Estoy emocionada porque conoceré la controvertida Tate Modern Gallery su puente del milenio. Sentada y descalza ignoro que visitaré también la nueva galería de Charles Saatchi, donde veré la obra completa de Demian Hirst. A pesar de este desconocimiento, sé que visitaré la White Chapel. Tampoco sé que cerraré la lectura de Apariencia desnuda. La obra de Marcel Duchamp de Octavio Paz con la contemplación de una réplica autorizada de El Gran Vidrio, en la Tate Britian. Lo ignoro pero aun así estoy emocionada; mientras, divago sobre el significado de cultura; dicen que es un espejo de la sociedad que la genera, que su importancia no sólo radica en los contenidos ni en las visiones o en la sensibilización o en el hecho concreto de la creación, su vitalidad —su esperanza— se cimienta en la función social. Afirman que no es hasta el siglo xx, después de la segunda guerra mundial, con la extensión de la clase media, cuando la cultura se convierte en industria (una monstruosa que experimentaré en unas cuantas horas). El doctor Ángel Blas Rodríguez Eguizábal afirma que las sociedades aristocrática, industrial y de consumo han generado distintas maneras de aprehender y de relacionarse con el quehacer y hechos culturales; problemática a la que le sumo dilema entre lo canónico y lo social respecto al arte. En esta parte de mi divagación se entromete la estetización de la vida cotidiana, la cual para este autor (Ángel Blas —¡vaya nombre!) es un proceso social que consiste en la "progresiva intrincación del ámbito artístico en el ámbito social a través del sistema productivo, el diseño y el apoyo de los medios de comunicación en aras del incremento del consumo y las satisfacciones del consumidor".6

El viaje es tan largo (o mi sueño tan pesado) que entre las expectativas se cuelan ideas sobre un tema que me ha sorprendido y al cual intuyo parte de mi posmoderna vida: el derecho cultural. Subida en este avión de British Airways —a pocos días del fin de la guerra y vestida de ciudadana del mundo— me cuestiono si es cierto o es pura charlatanería eso de que el diálogo entre la diversidad de las culturas mundiales nos ayuda a mirarnos hacia adentro y nos enseña a respetar, escuchar, aprender y convivir. Rompiendo fronteras (o adhiriéndome a la homogenización) me dejo conducir a la "desfronteralización": soy una mexicana que acude a una entrevista de trabajo a Londres sin la menor conciencia de distancia ni de diferencia. Me pregunto cómo es posible que yo pueda ser cualquier persona, incluso una variación de mi propio nombre y nadie note la diferencia.

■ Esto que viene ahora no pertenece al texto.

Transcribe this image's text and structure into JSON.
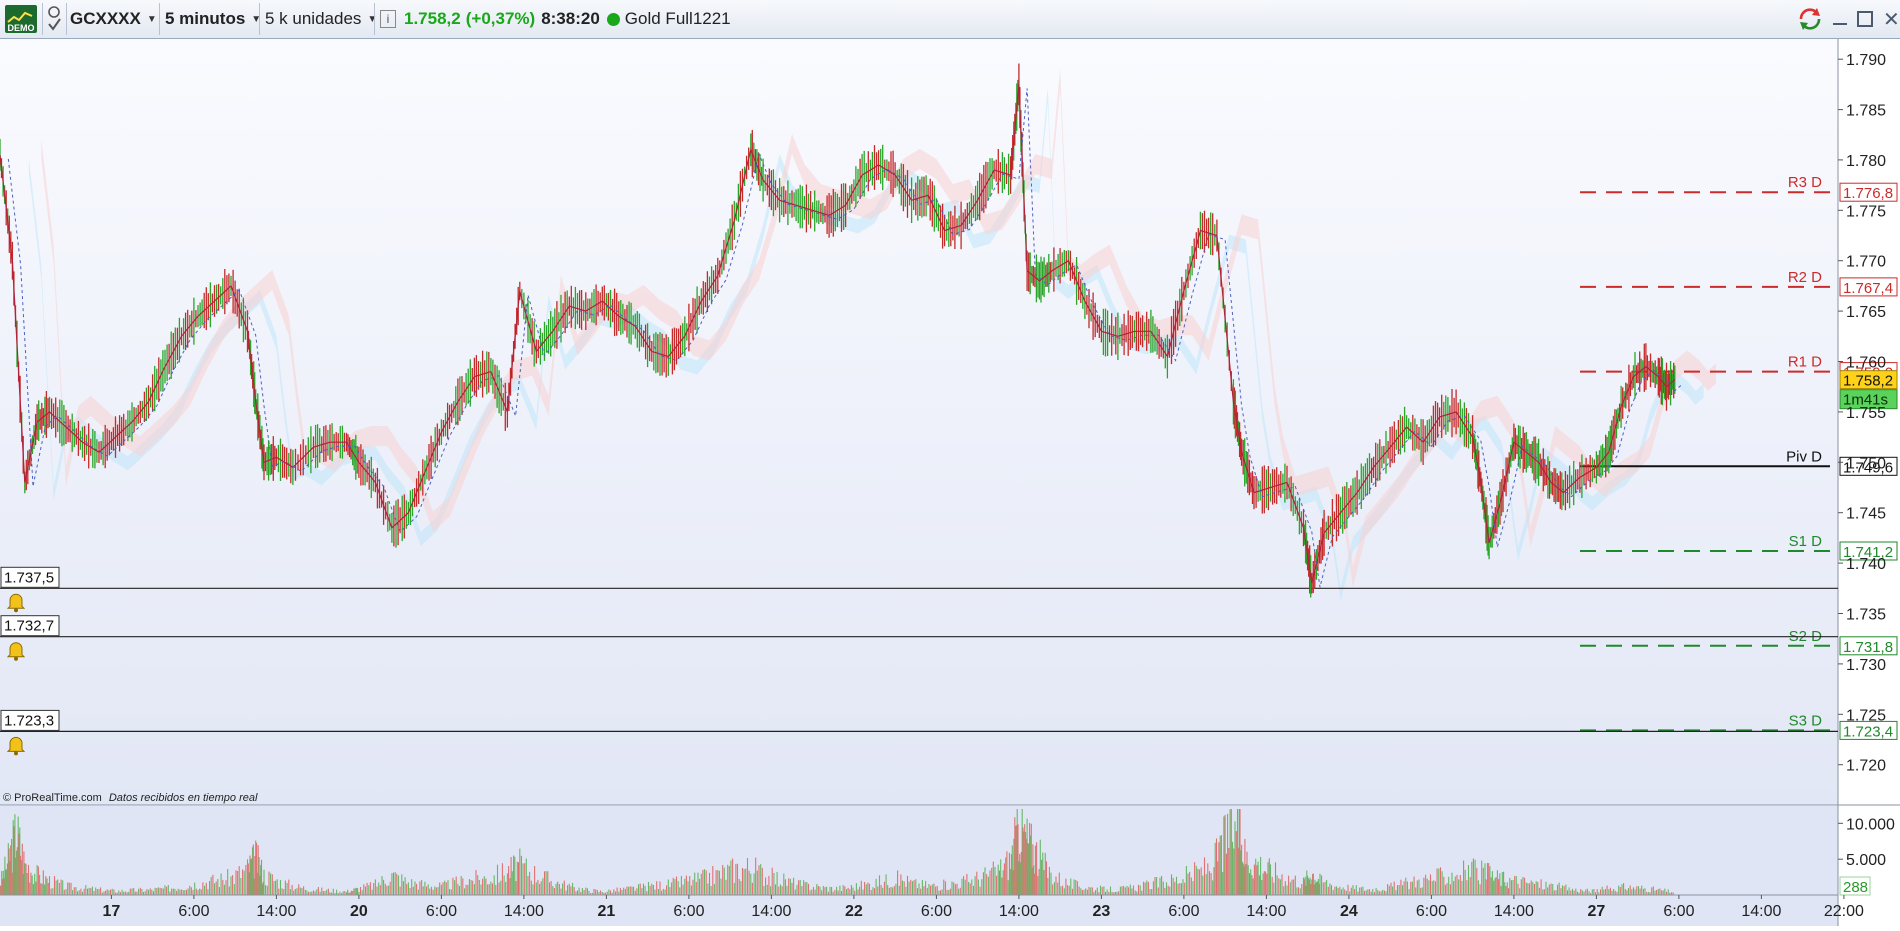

Todo se cae. No quiero pensar en nada y sin embargo no dejo de preguntarme cómo es posible que una caravana de números impresos en un correo electrónico me haya dado un asiento en este vuelo. Quiero dormir. Estoy nerviosa, lo acepto: la certeza de llegar a una ciudad vencedora me angustia, y por eso me aferro a un miserable mecanismo de defensa, el cual me convence de que puedo ocupar este lugar sin culpas, debido a las acciones de otros después de la segunda guerra mundial al crearse un sistema económico que aceleró la producción: la era industrial se transformó en la era de consumo, y como digna representante de la década de 1970 la experimento sin cuestionamientos. Soy un cone-jillo de Indias.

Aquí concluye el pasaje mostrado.